With the economy soaring, it’s hard to gauge the effectiveness of Seattle’s minimum-wage hike. Some small-business owners remain dubious.
When the Seattle City Council passed the $15 minimum- wage ordinance in June 2014, David Lee, founder and CEO of the Field Roast Grain Meat Company, was not happy.
“The minimum wage hurts businesses like ours that compete on a national level,” says Lee, who believes it makes employers feel “cheap” and weakens “the goodwill that bound employers to employees.”
Even so, reflecting the mixed feelings of many Seattle businesses that want to do the right thing even as they struggle to survive, Lee decided to raise the minimum pay of his workers more than 20 percent — to $15 an hour — this fall, years before he was required to do so under the law.
“I wanted to get it behind me,” he explains.
Under a complex, multitiered system, Seattle companies with more than 500 employees must begin paying a $15-per-hour minimum wage starting in January. Companies with fewer than 501 employees  have until 2019, unless, like Lee, they provide health care or other benefits, in which case the $15 minimum wage rule applies to them beginning in 2021. Lee says his decision will cost Field Roast $300,000, about a quarter of its total earnings in 2015.
Ivar’s Seafood increased prices by 21 percent in 2015 to cover an increase in employees’ minimum wages to $15. The company didn’t have to start paying $15 an hour until next year, but Ivar’s President Bob Donegan believed it was the right thing to do. The decision helped resolve long-standing tension between lower-paid workers in the kitchen and wait staff who received much higher wages thanks to tips. Donegan says most patrons continue to tip even when they are told gratuities are now included in their bills.

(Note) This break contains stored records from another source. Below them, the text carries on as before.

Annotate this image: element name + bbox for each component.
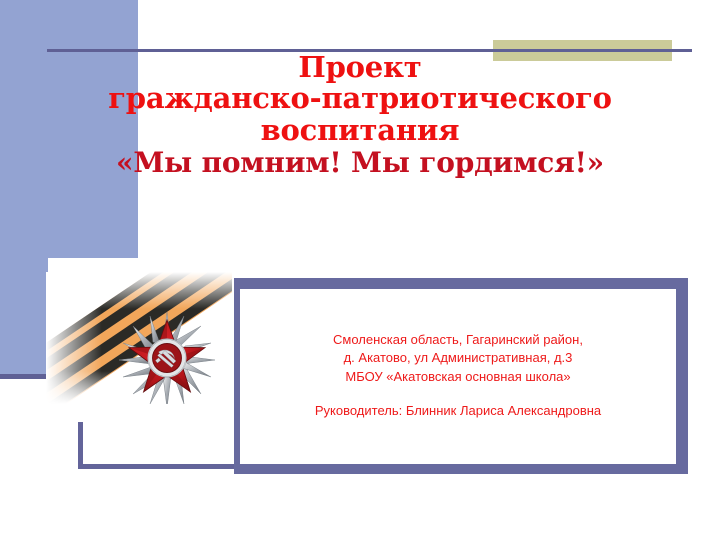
text-spacer xyxy=(240,386,676,402)
info-frame: Смоленская область, Гагаринский район, д… xyxy=(234,278,688,474)
title-line-1: Проект xyxy=(0,52,720,83)
slide-title: Проект гражданско-патриотического воспит… xyxy=(0,52,720,178)
title-line-4: «Мы помним! Мы гордимся!» xyxy=(0,148,720,178)
info-frame-inner: Смоленская область, Гагаринский район, д… xyxy=(240,289,676,464)
presentation-slide: Проект гражданско-патриотического воспит… xyxy=(0,0,720,540)
title-line-3: воспитания xyxy=(0,115,720,146)
medal-image xyxy=(46,272,232,404)
supervisor-line: Руководитель: Блинник Лариса Александров… xyxy=(240,402,676,420)
sidebar-bottom-rule xyxy=(0,374,48,379)
order-of-patriotic-war-icon xyxy=(46,272,232,404)
info-text-block: Смоленская область, Гагаринский район, д… xyxy=(240,331,676,421)
corner-bracket-vertical xyxy=(78,422,83,469)
address-line-2: д. Акатово, ул Административная, д.3 xyxy=(240,349,676,367)
sidebar-block-lower xyxy=(0,258,48,376)
corner-bracket-horizontal xyxy=(78,464,238,469)
address-line-3: МБОУ «Акатовская основная школа» xyxy=(240,368,676,386)
title-line-2: гражданско-патриотического xyxy=(0,83,720,114)
address-line-1: Смоленская область, Гагаринский район, xyxy=(240,331,676,349)
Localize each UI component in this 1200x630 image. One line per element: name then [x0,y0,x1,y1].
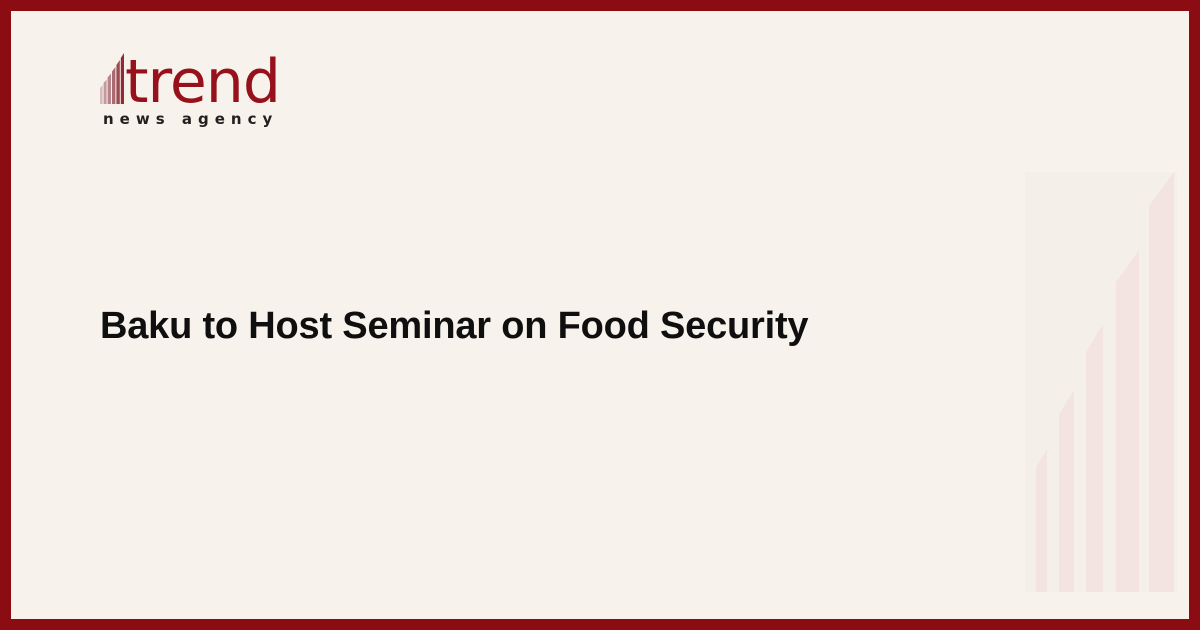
watermark-bar-2 [1059,390,1074,592]
logo-wordmark: trend [125,56,280,108]
trend-bars-logo-mark-icon [100,52,124,104]
social-share-card: trend news agency Baku to Host Seminar o… [0,0,1200,630]
watermark-bar-3 [1086,324,1103,592]
card-canvas: trend news agency Baku to Host Seminar o… [11,11,1189,619]
trend-news-agency-logo[interactable]: trend news agency [100,42,280,142]
headline-title: Baku to Host Seminar on Food Security [100,303,960,349]
watermark-bar-5 [1149,172,1174,592]
watermark-bar-4 [1116,250,1139,592]
watermark-bar-1 [1036,449,1047,592]
logo-primary-row: trend [100,42,280,104]
decorative-bar-chart-watermark [1025,172,1177,592]
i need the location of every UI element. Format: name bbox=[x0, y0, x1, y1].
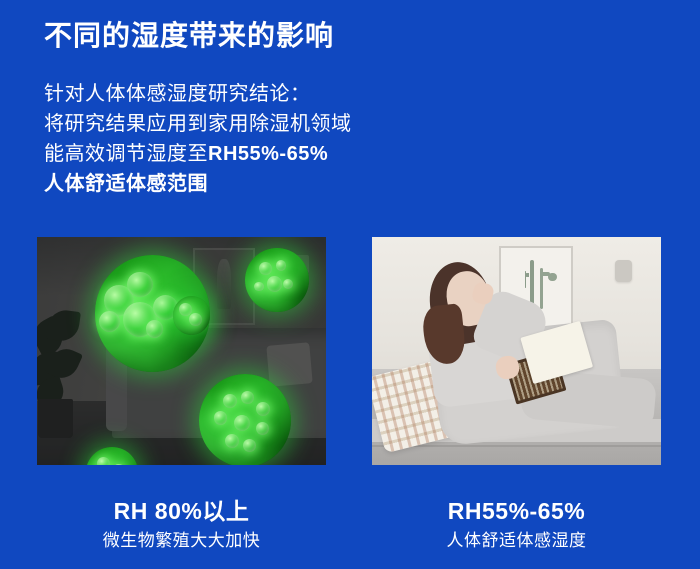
microbe-sphere bbox=[199, 374, 291, 465]
cactus-art bbox=[548, 273, 556, 281]
bright-room-scene bbox=[372, 237, 661, 465]
intro-line-1: 针对人体体感湿度研究结论： bbox=[44, 79, 352, 109]
microbe-bubble bbox=[97, 457, 111, 465]
caption-sub-text: 人体舒适体感湿度 bbox=[372, 529, 661, 553]
panel-image-comfort-humidity bbox=[372, 237, 661, 465]
caption-comfort-humidity: RH55%-65% 人体舒适体感湿度 bbox=[372, 497, 661, 553]
intro-line-4: 人体舒适体感范围 bbox=[44, 169, 352, 199]
caption-sub-text: 微生物繁殖大大加快 bbox=[37, 529, 326, 553]
microbe-bubble bbox=[259, 262, 272, 275]
microbe-bubble bbox=[256, 402, 270, 416]
microbe-bubble bbox=[241, 391, 254, 404]
dark-room-scene bbox=[37, 237, 326, 465]
panel-images bbox=[0, 237, 700, 465]
caption-main-text: RH 80%以上 bbox=[37, 497, 326, 525]
microbe-sphere bbox=[245, 248, 309, 312]
microbe-sphere bbox=[173, 296, 211, 335]
panel-image-high-humidity bbox=[37, 237, 326, 465]
wall-sensor-icon bbox=[615, 260, 632, 282]
microbe-core bbox=[86, 447, 138, 465]
intro-line-3-text: 能高效调节湿度至 bbox=[44, 143, 208, 165]
microbe-bubble bbox=[234, 415, 250, 431]
microbe-bubble bbox=[276, 260, 287, 271]
promo-slide: 不同的湿度带来的影响 针对人体体感湿度研究结论： 将研究结果应用到家用除湿机领域… bbox=[0, 0, 700, 569]
intro-line-3: 能高效调节湿度至RH55%-65% bbox=[44, 139, 352, 169]
intro-line-3-highlight: RH55%-65% bbox=[208, 143, 328, 165]
intro-paragraph: 针对人体体感湿度研究结论： 将研究结果应用到家用除湿机领域 能高效调节湿度至RH… bbox=[44, 79, 352, 199]
microbe-bubble bbox=[146, 320, 163, 337]
caption-main-text: RH55%-65% bbox=[372, 497, 661, 525]
page-title: 不同的湿度带来的影响 bbox=[44, 19, 334, 53]
microbe-bubble bbox=[267, 276, 282, 291]
microbe-sphere bbox=[86, 447, 138, 465]
microbe-bubble bbox=[127, 272, 152, 298]
microbe-bubble bbox=[223, 394, 237, 408]
microbe-bubble bbox=[225, 434, 239, 448]
caption-high-humidity: RH 80%以上 微生物繁殖大大加快 bbox=[37, 497, 326, 553]
microbe-bubble bbox=[254, 282, 264, 292]
cactus-art bbox=[540, 268, 543, 309]
intro-line-2: 将研究结果应用到家用除湿机领域 bbox=[44, 109, 352, 139]
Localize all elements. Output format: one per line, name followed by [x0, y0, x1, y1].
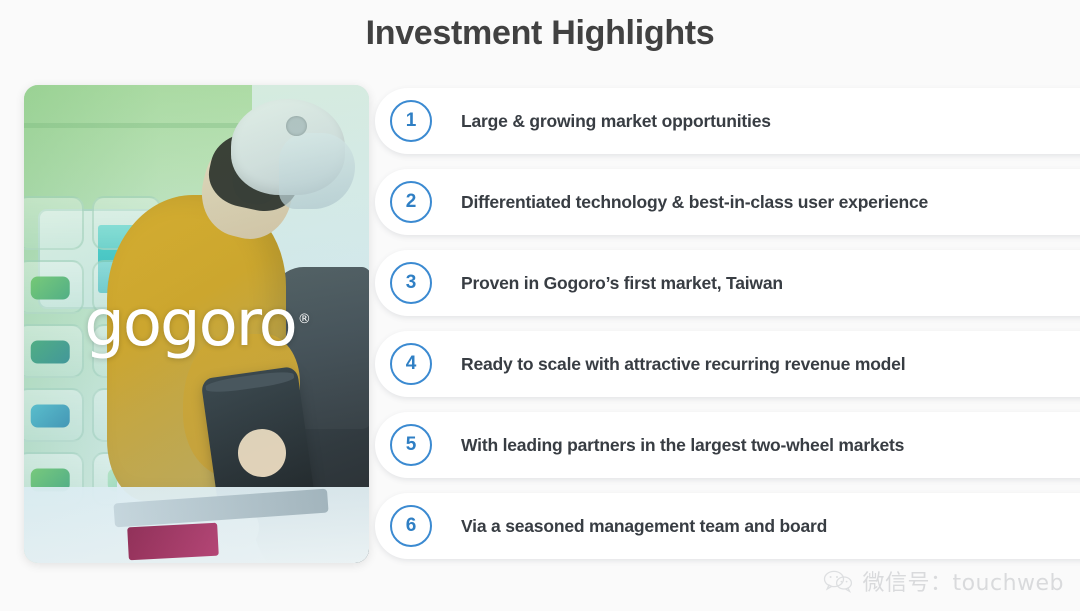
highlight-label: Differentiated technology & best-in-clas…: [461, 192, 928, 213]
battery-slot: [24, 260, 84, 314]
battery-slot: [24, 388, 84, 442]
watermark: 微信号：touchweb: [823, 565, 1064, 597]
highlight-label: With leading partners in the largest two…: [461, 435, 904, 456]
highlight-number-badge: 5: [390, 424, 432, 466]
highlight-item-3[interactable]: 3 Proven in Gogoro’s first market, Taiwa…: [375, 250, 1080, 316]
gogoro-battery-swap-photo: gogoro NETWORK gogoro®: [24, 85, 369, 563]
highlight-label: Via a seasoned management team and board: [461, 516, 827, 537]
highlight-item-5[interactable]: 5 With leading partners in the largest t…: [375, 412, 1080, 478]
investment-highlights-list: 1 Large & growing market opportunities 2…: [375, 88, 1080, 574]
person-hand-upper: [238, 429, 286, 477]
gogoro-wordmark: gogoro®: [84, 287, 309, 361]
helmet-knob: [286, 116, 307, 136]
highlight-number-badge: 6: [390, 505, 432, 547]
highlight-item-1[interactable]: 1 Large & growing market opportunities: [375, 88, 1080, 154]
floor-sign: [127, 522, 218, 560]
highlight-number-badge: 2: [390, 181, 432, 223]
page-title: Investment Highlights: [0, 10, 1080, 56]
highlight-number-badge: 3: [390, 262, 432, 304]
battery-slot: [24, 324, 84, 378]
gogoro-wordmark-text: gogoro: [84, 287, 296, 361]
highlight-number-badge: 4: [390, 343, 432, 385]
highlight-label: Ready to scale with attractive recurring…: [461, 354, 905, 375]
wechat-icon: [823, 569, 853, 593]
highlight-item-6[interactable]: 6 Via a seasoned management team and boa…: [375, 493, 1080, 559]
trademark-symbol: ®: [298, 312, 309, 327]
highlight-item-4[interactable]: 4 Ready to scale with attractive recurri…: [375, 331, 1080, 397]
battery-slot: [24, 196, 84, 250]
highlight-number-badge: 1: [390, 100, 432, 142]
highlight-item-2[interactable]: 2 Differentiated technology & best-in-cl…: [375, 169, 1080, 235]
highlight-label: Large & growing market opportunities: [461, 111, 771, 132]
highlight-label: Proven in Gogoro’s first market, Taiwan: [461, 273, 783, 294]
watermark-text: 微信号：touchweb: [862, 565, 1064, 597]
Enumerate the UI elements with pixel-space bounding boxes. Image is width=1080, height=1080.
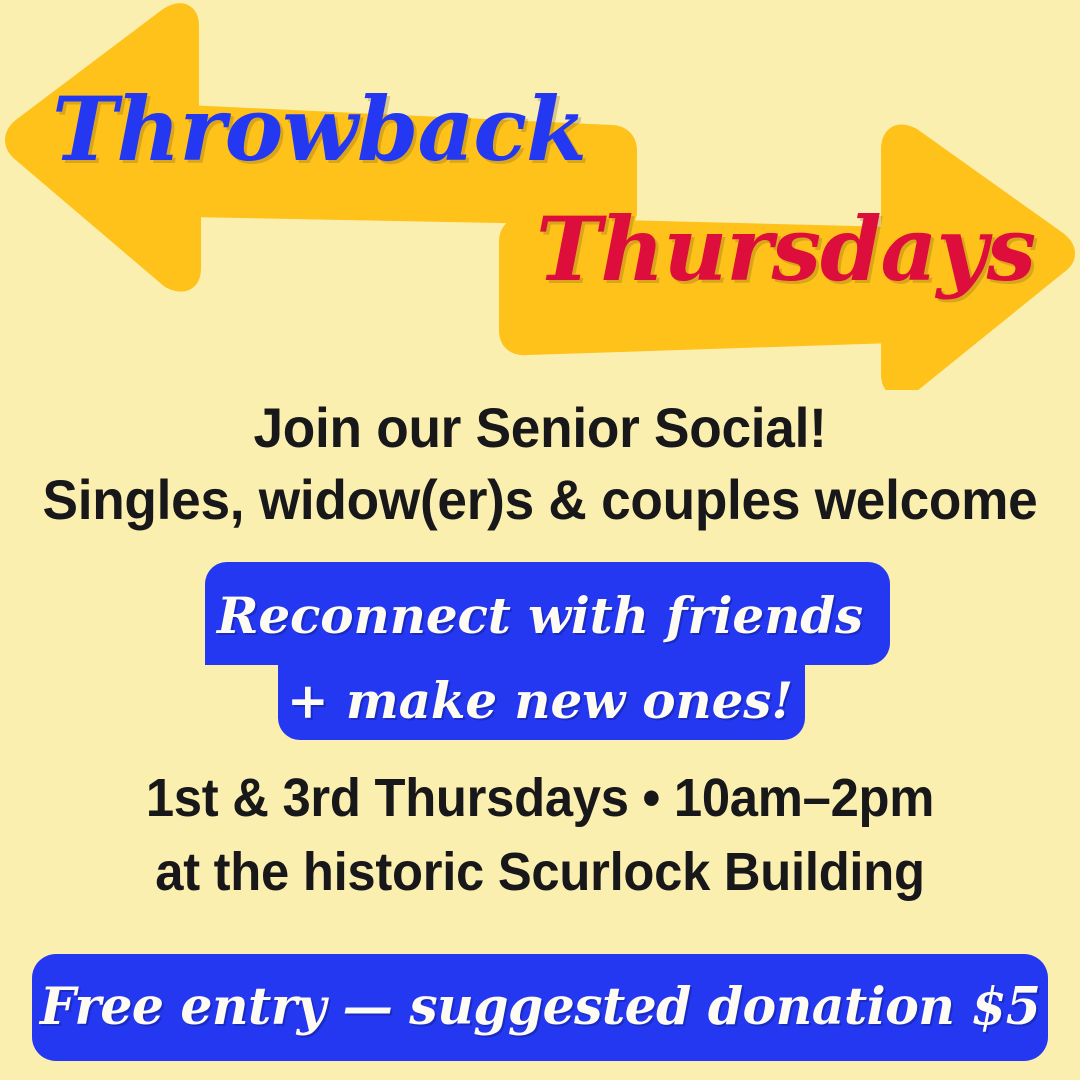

A CASE OF COMPRESSION: Lynn Stacy unwraps grain meat for sausage products at Field Roast,
which has a flatter pay structure because of its higher minimum wage.

Some companies, however, remain concerned that the higher minimum wage could still hurt them. BrightStar Care, which offers home care and medical staffing in most states, is operating at a disadvantage because of the minimum wage, says CEO Shelly Sun. “Our Seattle franchise has only about 50 employees,” Sun notes, “but it’s being treated like a big business.”
Because Seattle treats the franchised operation of a national chain as if it were a large business, BrightStar will have to pay $15 an hour as of January, whereas some of its competitors with similar employee numbers in Seattle may not have to pay that much until 2019. Sun says a consequence may be reducing the size of the Seattle franchisee’s staff, which could have implications for clients.
Meanwhile, the national restaurant chain Buffalo Wild Wings says it is hesitant to expand in Seattle because the high minimum wage makes it economically inefficient to hire and train inexperienced workers. Still, what was once considered a movement isolated to “liberal” western cities like Seattle and San Francisco has gained sufficient momentum nationwide to be included in the national platform of the Democratic Party this election season. 
Thanks to Seattle’s strong labor market — the unemployment rate in the Seattle metropolitan area was 4.4 percent in July (compared to 5.8 percent statewide) — the higher wages have had little negative effect on the economy.
A report released in July by the University of Washington’s Evans School of Public Policy and Governance concluded that the new minimum wage law hasn’t had a lot of upside, either. Since a strong labor market would have increased wages in any case, the study concluded, only a quarter of the recent gains could actually be attributed to the minimum-wage law — a little more than a few dollars a week. 

Revisiting the minimum-wage story | Seattle Business magazine examined the minimum-wage issue in its May 2014 issue, just as the Seattle City Council was considering an ordinance raising the minimum hourly rate to $15 in a gradual process over several years, depending on a company’s size. This is the magazine’s first follow-up since passage of the minimum-wage law.